The board wisely chose to reverse their earlier decision and removed the PGES from Unbridled Learning for now.

The really sad thing is that we really do need a viable school staff performance evaluation. I think some of the Kentucky Department of Education staff members have tried hard to create a viable program.

The problem is that I am unaware of any large scale school staff evaluation programs that ever worked well at the state level. So far, it seems teacher evaluations always get inflated even when the stakes are not very high. The only exception I am aware of involved a limited number of Kentucky’s Priority Schools where strongly independent auditors did the evaluations. This is a totally unaffordable approach for a statewide program, unfortunately.

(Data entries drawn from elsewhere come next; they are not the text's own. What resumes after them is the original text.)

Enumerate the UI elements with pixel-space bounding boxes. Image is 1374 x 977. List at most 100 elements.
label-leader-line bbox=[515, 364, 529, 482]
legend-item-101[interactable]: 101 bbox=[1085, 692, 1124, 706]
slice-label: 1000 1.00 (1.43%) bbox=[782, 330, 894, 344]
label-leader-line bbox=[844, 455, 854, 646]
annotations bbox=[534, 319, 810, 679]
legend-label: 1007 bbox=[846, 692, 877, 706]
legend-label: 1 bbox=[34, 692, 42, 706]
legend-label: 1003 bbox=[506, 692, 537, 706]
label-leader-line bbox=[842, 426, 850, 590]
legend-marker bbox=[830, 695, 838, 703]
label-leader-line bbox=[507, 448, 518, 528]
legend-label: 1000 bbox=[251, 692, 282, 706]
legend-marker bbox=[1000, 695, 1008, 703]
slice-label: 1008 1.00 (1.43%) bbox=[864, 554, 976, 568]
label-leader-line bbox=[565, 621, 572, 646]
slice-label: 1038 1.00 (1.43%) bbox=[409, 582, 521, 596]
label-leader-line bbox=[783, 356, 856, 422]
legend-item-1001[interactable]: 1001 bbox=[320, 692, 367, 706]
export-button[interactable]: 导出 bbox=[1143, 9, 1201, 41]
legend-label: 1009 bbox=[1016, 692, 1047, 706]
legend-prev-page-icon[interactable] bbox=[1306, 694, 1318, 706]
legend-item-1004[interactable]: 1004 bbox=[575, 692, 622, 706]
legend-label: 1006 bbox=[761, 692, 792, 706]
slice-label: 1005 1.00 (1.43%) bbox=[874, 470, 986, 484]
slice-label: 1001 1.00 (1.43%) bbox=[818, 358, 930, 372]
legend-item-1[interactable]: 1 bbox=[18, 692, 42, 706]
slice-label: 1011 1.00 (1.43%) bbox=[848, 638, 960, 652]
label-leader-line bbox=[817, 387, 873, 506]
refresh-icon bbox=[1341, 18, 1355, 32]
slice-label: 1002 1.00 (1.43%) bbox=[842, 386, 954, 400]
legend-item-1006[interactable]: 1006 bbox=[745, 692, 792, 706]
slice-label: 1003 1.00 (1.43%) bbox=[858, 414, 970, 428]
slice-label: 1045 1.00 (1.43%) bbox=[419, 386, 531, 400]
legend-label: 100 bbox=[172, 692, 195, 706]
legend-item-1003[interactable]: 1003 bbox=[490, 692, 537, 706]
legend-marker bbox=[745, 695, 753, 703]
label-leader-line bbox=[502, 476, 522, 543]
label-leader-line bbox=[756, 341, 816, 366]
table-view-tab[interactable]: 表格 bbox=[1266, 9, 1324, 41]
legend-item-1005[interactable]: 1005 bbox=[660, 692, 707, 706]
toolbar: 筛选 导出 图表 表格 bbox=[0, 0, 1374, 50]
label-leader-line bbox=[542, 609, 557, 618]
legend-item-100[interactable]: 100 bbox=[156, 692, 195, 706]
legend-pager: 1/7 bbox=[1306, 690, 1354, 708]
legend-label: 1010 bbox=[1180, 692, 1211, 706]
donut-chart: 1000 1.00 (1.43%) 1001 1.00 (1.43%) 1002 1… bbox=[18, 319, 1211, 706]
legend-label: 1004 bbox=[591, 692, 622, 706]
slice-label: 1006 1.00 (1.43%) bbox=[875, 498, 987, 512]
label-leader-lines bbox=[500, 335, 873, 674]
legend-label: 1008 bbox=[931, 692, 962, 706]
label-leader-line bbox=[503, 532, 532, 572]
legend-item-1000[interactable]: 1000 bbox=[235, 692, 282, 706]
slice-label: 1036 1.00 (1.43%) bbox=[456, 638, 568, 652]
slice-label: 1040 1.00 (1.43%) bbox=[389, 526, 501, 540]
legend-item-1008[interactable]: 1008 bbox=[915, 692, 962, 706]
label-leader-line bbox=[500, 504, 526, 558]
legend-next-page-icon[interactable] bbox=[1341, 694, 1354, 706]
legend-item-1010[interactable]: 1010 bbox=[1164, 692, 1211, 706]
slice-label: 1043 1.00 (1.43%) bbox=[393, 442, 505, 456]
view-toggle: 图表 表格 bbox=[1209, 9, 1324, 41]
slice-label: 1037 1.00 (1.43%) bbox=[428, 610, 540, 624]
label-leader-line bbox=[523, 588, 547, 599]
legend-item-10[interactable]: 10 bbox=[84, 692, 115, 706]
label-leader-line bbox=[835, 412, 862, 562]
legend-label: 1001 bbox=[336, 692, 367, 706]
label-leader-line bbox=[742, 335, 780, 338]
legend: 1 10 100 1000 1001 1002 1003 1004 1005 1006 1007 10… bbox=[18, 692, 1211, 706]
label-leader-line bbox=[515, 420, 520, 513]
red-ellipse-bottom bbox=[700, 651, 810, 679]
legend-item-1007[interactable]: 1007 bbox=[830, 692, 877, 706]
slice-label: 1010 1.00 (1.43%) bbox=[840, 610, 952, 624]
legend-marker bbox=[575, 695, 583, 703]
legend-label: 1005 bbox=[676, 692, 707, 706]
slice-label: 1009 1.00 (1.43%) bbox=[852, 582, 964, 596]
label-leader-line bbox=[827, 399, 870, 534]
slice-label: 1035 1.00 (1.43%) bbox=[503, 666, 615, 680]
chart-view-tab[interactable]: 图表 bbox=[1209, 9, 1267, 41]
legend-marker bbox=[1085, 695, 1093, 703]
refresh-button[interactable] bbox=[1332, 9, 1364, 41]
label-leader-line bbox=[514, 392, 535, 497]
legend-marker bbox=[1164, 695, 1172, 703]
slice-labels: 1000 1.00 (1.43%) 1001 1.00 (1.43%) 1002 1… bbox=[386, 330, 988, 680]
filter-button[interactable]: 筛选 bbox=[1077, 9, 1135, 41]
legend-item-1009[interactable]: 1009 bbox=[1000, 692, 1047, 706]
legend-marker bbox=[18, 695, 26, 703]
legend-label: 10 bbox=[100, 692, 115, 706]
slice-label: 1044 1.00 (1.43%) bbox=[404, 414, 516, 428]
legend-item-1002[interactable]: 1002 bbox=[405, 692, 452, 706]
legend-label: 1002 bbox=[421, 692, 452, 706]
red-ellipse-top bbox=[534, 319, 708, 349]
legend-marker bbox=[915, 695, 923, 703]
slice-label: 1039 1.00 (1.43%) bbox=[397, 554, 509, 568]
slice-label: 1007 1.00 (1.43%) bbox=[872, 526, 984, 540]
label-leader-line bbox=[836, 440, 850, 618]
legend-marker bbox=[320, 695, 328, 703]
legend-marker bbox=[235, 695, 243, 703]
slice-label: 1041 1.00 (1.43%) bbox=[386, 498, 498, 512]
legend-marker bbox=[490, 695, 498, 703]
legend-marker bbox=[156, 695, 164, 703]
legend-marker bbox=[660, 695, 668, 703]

The board also voted to reexamine the PGES situation next year, but I’m betting human nature will continue to mess this up just like it is inflating the Program Reviews that do count in Unbridled Learning (and inflate the results accordingly). If PGES goes into accountability, the results will just be inflated that much more.

For now, the most reliable part of Unbridled Learning involves the Next Generation Learners scores that were initially used by themselves when Unbridled Learning began in the 2011-12 school year. Next Generation Learners elements include things like test scores analyses and graduation rates. That data isn’t so easily corrupted by local schools (unless they outright cheat).

In any event, absent an unknown and unlikely change in human nature, I suspect in time most people will tend to disregard the overall Unbridled Learning results if those results continue to include inflated scoring elements like the Program Reviews. The focus will be on the Next Generation Learners scores. That focus won’t include everything we would like, but it will include only those things likely to result in stable and valid data.